Indeed, much like your career, an exit strategy is very much a marathon not a sprint. If you step back from the day to day running of the business too soon, start seeing fewer patients and generating less income, you could end up in a position where the value and goodwill of the practice depreciates if this income is not picked up by associates or dental therapists within your practice. If that were to happen, best case scenario would be that you receive below your desired price for your business.

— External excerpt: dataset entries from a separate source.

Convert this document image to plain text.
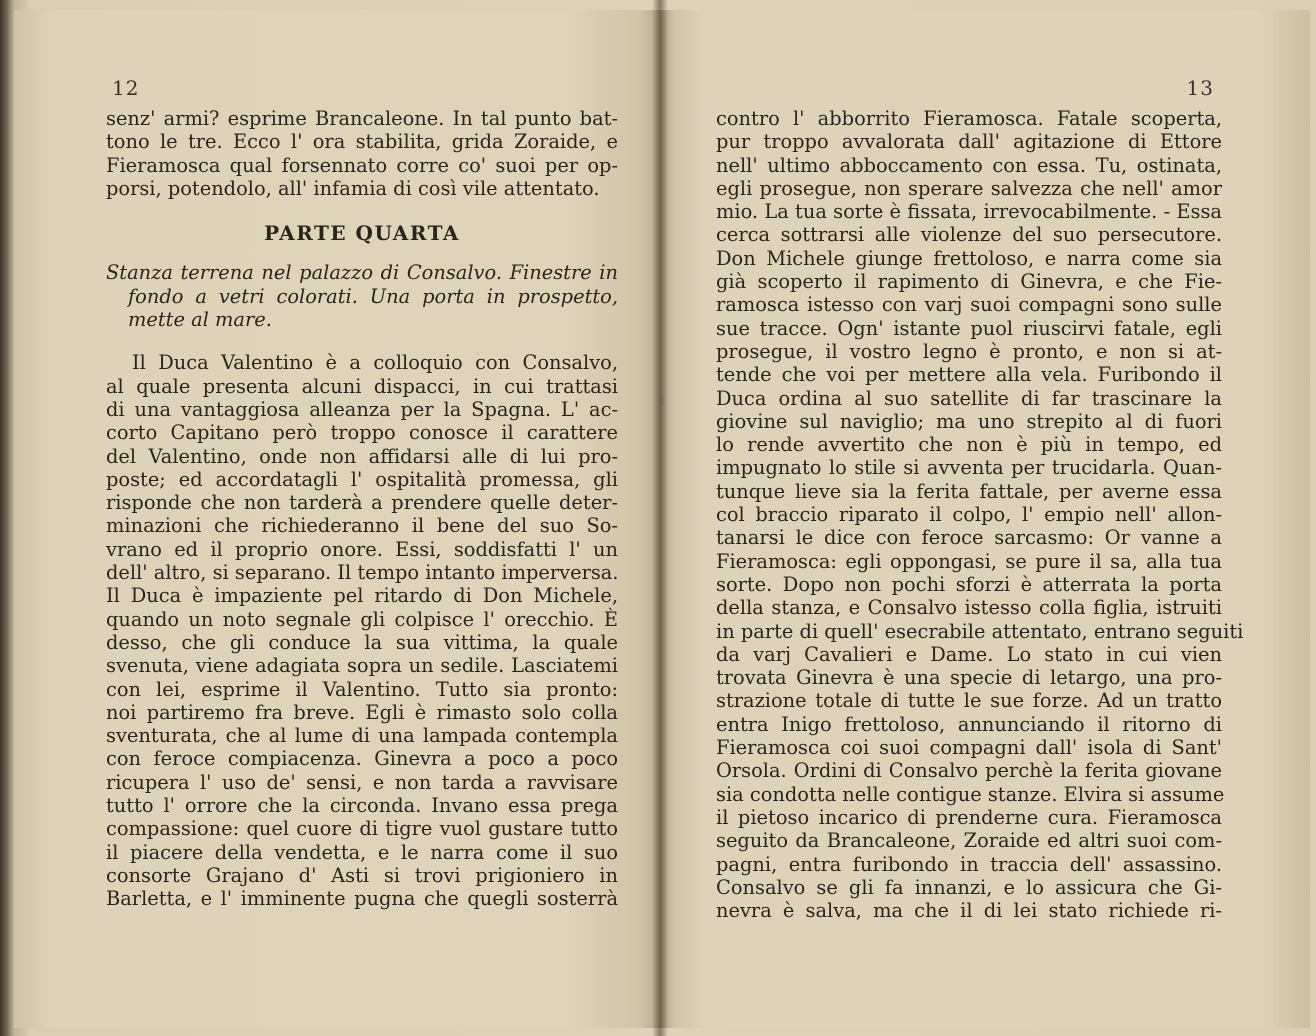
12
senz' armi? esprime Brancaleone. In tal punto bat-
tono le tre. Ecco l' ora stabilita, grida Zoraide, e
Fieramosca qual forsennato corre co' suoi per op-
porsi, potendolo, all' infamia di così vile attentato.
PARTE QUARTA
Stanza terrena nel palazzo di Consalvo. Finestre in
fondo a vetri colorati. Una porta in prospetto,
mette al mare.
Il Duca Valentino è a colloquio con Consalvo,
al quale presenta alcuni dispacci, in cui trattasi
di una vantaggiosa alleanza per la Spagna. L' ac-
corto Capitano però troppo conosce il carattere
del Valentino, onde non affidarsi alle di lui pro-
poste; ed accordatagli l' ospitalità promessa, gli
risponde che non tarderà a prendere quelle deter-
minazioni che richiederanno il bene del suo So-
vrano ed il proprio onore. Essi, soddisfatti l' un
dell' altro, si separano. Il tempo intanto imperversa.
Il Duca è impaziente pel ritardo di Don Michele,
quando un noto segnale gli colpisce l' orecchio. È
desso, che gli conduce la sua vittima, la quale
svenuta, viene adagiata sopra un sedile. Lasciatemi
con lei, esprime il Valentino. Tutto sia pronto:
noi partiremo fra breve. Egli è rimasto solo colla
sventurata, che al lume di una lampada contempla
con feroce compiacenza. Ginevra a poco a poco
ricupera l' uso de' sensi, e non tarda a ravvisare
tutto l' orrore che la circonda. Invano essa prega
compassione: quel cuore di tigre vuol gustare tutto
il piacere della vendetta, e le narra come il suo
consorte Grajano d' Asti si trovi prigioniero in
Barletta, e l' imminente pugna che quegli sosterrà
13
contro l' abborrito Fieramosca. Fatale scoperta,
pur troppo avvalorata dall' agitazione di Ettore
nell' ultimo abboccamento con essa. Tu, ostinata,
egli prosegue, non sperare salvezza che nell' amor
mio. La tua sorte è fissata, irrevocabilmente. - Essa
cerca sottrarsi alle violenze del suo persecutore.
Don Michele giunge frettoloso, e narra come sia
già scoperto il rapimento di Ginevra, e che Fie-
ramosca istesso con varj suoi compagni sono sulle
sue tracce. Ogn' istante puol riuscirvi fatale, egli
prosegue, il vostro legno è pronto, e non si at-
tende che voi per mettere alla vela. Furibondo il
Duca ordina al suo satellite di far trascinare la
giovine sul naviglio; ma uno strepito al di fuori
lo rende avvertito che non è più in tempo, ed
impugnato lo stile si avventa per trucidarla. Quan-
tunque lieve sia la ferita fattale, per averne essa
col braccio riparato il colpo, l' empio nell' allon-
tanarsi le dice con feroce sarcasmo: Or vanne a
Fieramosca: egli oppongasi, se pure il sa, alla tua
sorte. Dopo non pochi sforzi è atterrata la porta
della stanza, e Consalvo istesso colla figlia, istruiti
in parte di quell' esecrabile attentato, entrano seguiti
da varj Cavalieri e Dame. Lo stato in cui vien
trovata Ginevra è una specie di letargo, una pro-
strazione totale di tutte le sue forze. Ad un tratto
entra Inigo frettoloso, annunciando il ritorno di
Fieramosca coi suoi compagni dall' isola di Sant'
Orsola. Ordini di Consalvo perchè la ferita giovane
sia condotta nelle contigue stanze. Elvira si assume
il pietoso incarico di prenderne cura. Fieramosca
seguito da Brancaleone, Zoraide ed altri suoi com-
pagni, entra furibondo in traccia dell' assassino.
Consalvo se gli fa innanzi, e lo assicura che Gi-
nevra è salva, ma che il di lei stato richiede ri-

Though what you would also likely find is that the business is more difficult to sell; firstly because of a reduced interest from the potential pool of buyers and secondly because a business in decline is much harder to lend against.
For that reason, experts advise that an exit strategy is planned at least five years in advance, thus allowing you enough time to slowly reduce your clinical involvement in the practice and reassign your responsibilities to other team members. The added benefit, of course, if the practice can operate smoothly without you at the helm, is that the goodwill and value of the business is transferred to the brand. Your exit is therefore likely to be a lot less stressful than it would be if the practice reputation and success depended solely on you.
The other reason why a window of at least five years is recommended is that, in many cases, that’s how long it can take to get one’s affairs in order. There are an array of legal documents and financial records to prepare ahead of the selling process. Plus, this time gives you the opportunity to review and tweak staff policies, staff contracts and remuneration agreements to ensure everyone – including the future buyer – will benefit from the sale outcome and the goodwill of the practice is protected. Should any unexpected issues arise during these preparations, allowing five years will also ensure you have ample time to resolve them without any pressure or fear of deadlines. Even the slickest of operations experience unwelcome speed bumps now and again, so the longer you can give yourself to ensure you’ve covered every eventuality, the better.
Aside from that you will need to establish your goals and how you intend to execute your exit strategy, beginning with identifying who you wish to sell your business to – an associate/partner or external buyer. It’s also important to consider whether you want to sell the practice outright or stay on part-time within a deferred consideration deal, because your decision can affect the way in which you market the practice and conduct the sale later on down the line. By being more assured and prepared you are more likely to get the outcome you desire; though there’s a lot to be said for utilising the services of an expert team with experience in dental exit strategies and practice sales.
For several years, Dental Elite has been providing such a service and is renowned for its expert knowledge and distinct approach. With the team at your side you can rest assured that your exit strategy will be executed with no stone left unturned. You will benefit from a free practice healthcheck and valuation that will suggest ways in which you could maximise your business’ potential. Again, the sooner you start the more time you will have to optimise operations and ensure you get the very best price for your business.
Exit planning isn’t an exact science, but there are certain boxes that you have to tick to make sure your next move is successful. To make sure you’re prepared, consider your strategy well in advance. If you don’t know where to begin, a professional adviser will guide you along the right path.